2021's Dumbest Scientifically Published Exercise Recommendation For The Treatment Of Obesity

[First written blog post since March 2020. What an awful 20 months. Though the pandemic is certainly not over yet, it feels like it's time to start writing again. Not sure what the frequency of posts will be, but it's nice to be back]
I wouldn't have believed it was real if I hadn't seen this phenomenon so many times before - a research study trying to tie their findings to the treatment of obesity despite the findings being either incapable of leading to clinically meaningful weight loss, or ridiculous to suggest in the first place.
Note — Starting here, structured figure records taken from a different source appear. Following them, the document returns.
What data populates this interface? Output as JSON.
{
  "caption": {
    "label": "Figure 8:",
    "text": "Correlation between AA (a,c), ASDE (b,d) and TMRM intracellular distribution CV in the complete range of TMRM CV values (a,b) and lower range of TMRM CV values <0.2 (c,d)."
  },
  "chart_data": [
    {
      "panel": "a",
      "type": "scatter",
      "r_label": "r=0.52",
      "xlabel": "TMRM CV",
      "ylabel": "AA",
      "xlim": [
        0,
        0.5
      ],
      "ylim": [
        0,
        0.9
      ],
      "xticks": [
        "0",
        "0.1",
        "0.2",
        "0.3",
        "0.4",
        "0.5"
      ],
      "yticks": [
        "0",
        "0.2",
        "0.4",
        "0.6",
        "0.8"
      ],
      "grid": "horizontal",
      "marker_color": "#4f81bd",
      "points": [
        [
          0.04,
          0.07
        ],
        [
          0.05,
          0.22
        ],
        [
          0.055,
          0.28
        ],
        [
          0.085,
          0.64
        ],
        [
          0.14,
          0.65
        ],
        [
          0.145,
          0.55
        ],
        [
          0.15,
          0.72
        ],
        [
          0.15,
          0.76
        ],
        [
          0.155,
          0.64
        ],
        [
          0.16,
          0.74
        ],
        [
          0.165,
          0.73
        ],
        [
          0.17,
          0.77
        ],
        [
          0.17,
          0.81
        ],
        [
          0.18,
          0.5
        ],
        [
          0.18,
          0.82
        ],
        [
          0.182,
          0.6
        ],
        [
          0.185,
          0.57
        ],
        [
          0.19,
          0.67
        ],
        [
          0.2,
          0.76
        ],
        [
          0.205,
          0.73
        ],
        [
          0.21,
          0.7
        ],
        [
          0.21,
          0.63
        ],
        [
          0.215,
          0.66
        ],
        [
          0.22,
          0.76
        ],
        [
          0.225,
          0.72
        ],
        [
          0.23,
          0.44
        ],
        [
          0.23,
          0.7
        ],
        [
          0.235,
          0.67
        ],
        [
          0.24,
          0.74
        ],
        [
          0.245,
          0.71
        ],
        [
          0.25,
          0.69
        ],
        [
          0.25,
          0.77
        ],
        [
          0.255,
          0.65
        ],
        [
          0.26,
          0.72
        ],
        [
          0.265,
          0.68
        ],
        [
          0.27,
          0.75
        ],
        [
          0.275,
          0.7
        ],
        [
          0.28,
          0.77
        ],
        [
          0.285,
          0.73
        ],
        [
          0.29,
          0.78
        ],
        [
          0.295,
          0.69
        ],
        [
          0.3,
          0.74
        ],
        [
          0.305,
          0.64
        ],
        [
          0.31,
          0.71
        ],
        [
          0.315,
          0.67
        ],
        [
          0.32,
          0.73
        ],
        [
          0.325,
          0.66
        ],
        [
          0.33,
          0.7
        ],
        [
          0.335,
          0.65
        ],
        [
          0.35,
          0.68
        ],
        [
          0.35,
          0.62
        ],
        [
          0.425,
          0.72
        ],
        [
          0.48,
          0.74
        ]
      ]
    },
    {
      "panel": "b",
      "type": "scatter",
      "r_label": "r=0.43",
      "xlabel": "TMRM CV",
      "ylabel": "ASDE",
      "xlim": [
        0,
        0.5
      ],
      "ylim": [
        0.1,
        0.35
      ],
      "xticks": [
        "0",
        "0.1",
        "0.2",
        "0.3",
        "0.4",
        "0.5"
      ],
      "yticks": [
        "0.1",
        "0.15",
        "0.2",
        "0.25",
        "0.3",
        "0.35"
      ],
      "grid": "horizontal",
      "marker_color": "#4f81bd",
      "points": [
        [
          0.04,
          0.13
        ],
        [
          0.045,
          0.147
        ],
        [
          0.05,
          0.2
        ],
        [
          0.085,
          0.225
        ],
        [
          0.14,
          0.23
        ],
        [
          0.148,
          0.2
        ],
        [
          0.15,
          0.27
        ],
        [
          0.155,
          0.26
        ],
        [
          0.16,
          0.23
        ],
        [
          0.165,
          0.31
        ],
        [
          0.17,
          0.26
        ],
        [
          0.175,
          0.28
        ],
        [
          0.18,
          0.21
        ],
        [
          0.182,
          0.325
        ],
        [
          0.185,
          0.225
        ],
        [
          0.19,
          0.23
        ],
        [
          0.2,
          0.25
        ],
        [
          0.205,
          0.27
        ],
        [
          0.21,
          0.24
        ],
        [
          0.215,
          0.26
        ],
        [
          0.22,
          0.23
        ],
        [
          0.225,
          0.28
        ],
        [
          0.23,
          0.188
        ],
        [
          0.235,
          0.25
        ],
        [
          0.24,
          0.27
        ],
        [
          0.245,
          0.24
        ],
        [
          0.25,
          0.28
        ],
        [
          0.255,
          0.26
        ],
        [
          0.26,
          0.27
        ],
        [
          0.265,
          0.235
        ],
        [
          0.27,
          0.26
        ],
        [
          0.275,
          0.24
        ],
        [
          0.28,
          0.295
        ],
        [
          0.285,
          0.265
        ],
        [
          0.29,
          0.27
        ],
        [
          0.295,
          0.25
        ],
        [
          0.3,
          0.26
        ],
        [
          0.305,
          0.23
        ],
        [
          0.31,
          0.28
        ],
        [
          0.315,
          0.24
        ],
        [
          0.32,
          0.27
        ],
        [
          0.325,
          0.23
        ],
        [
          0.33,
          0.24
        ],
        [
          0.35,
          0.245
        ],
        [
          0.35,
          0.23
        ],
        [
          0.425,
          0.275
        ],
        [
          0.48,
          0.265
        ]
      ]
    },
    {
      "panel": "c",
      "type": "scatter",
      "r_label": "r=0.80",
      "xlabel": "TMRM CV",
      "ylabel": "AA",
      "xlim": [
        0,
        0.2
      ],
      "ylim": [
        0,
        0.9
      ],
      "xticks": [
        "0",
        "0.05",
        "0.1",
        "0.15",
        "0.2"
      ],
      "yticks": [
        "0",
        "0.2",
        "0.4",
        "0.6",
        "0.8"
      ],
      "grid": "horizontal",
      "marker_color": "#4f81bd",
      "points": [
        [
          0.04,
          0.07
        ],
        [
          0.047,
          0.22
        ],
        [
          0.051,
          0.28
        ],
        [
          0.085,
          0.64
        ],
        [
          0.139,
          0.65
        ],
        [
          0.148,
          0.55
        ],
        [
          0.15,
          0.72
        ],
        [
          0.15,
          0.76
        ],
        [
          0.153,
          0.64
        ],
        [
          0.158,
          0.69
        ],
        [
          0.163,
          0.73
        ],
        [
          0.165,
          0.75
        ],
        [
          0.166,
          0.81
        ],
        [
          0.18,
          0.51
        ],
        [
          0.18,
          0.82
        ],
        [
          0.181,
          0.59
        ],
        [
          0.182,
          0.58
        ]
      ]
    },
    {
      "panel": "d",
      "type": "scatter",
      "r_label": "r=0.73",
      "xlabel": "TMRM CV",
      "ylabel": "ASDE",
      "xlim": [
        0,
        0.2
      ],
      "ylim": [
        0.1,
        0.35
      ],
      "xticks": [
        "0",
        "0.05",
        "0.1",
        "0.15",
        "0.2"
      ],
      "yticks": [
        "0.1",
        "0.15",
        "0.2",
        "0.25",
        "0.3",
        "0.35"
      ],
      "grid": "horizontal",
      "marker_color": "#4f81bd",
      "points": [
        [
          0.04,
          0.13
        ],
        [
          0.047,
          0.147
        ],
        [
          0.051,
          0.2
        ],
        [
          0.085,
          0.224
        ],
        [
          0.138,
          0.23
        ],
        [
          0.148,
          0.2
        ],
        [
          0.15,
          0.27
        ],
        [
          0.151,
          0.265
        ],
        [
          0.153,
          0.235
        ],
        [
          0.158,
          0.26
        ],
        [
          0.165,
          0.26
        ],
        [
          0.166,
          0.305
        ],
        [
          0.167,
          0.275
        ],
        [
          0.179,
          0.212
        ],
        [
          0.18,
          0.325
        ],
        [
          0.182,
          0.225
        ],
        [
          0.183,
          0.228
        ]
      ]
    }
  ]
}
Here we've got both.
Published in Cell Reports Medicine, the paper Altered brown fat thermoregulation and enhanced cold-induced thermogenesis in young, healthy, winter-swimming men looked at the brown fat stores of Scandinavian men who alternate brief outdoor winter swims with a dash to the sauna 2-3x weekly. 
What'd they find?
The non-randomly selected winter swimmers, all 8 of them, whose average BMIs were 23.7 and whose average age was 25, were found, when exposed to cold, to generate more heat from their brown adipose tissue than their 8 age and weight matched controls. 
How many calories did that brown adipose tissue heat generation burn? If we take their results at face value (their results are orders of magnitude higher than found in a prior study of albeit older subjects), they report that during a "cooling period" of 30 minutes (there was no difference during a "comfort state"), resting energy expenditure was higher in the winter swimmers by an extrapolated 484kcal/24hours. They also reported that winter swimmers spent on average 11 weekly minutes in cold water. So during those 11 minutes the winter swimmers might well be burning 3.7 more calories than their non-winter swimming counterparts - the equivalent number you'd consume eating 1/10th of a carrot. 
The paper is full of various hypotheses to try to tease out the findings from this very small study. 
But what struck me was their final conclusion, 
"Finally, our findings motivate investigations of winter swimming as a lifestyle intervention for increased energy expenditure in obese subjects as a potential weight loss strategy."
Really? Your n=8, non-randomized, observational study of young men without obesity, that didn't control for any weight related variables, which showed that during their 11 minutes of winter-swimming the swimmers might burn 3.7 more calories per week for 4 months than non swimmers motivates investigations of winter swimming as a potential weight loss strategy in people with obesity?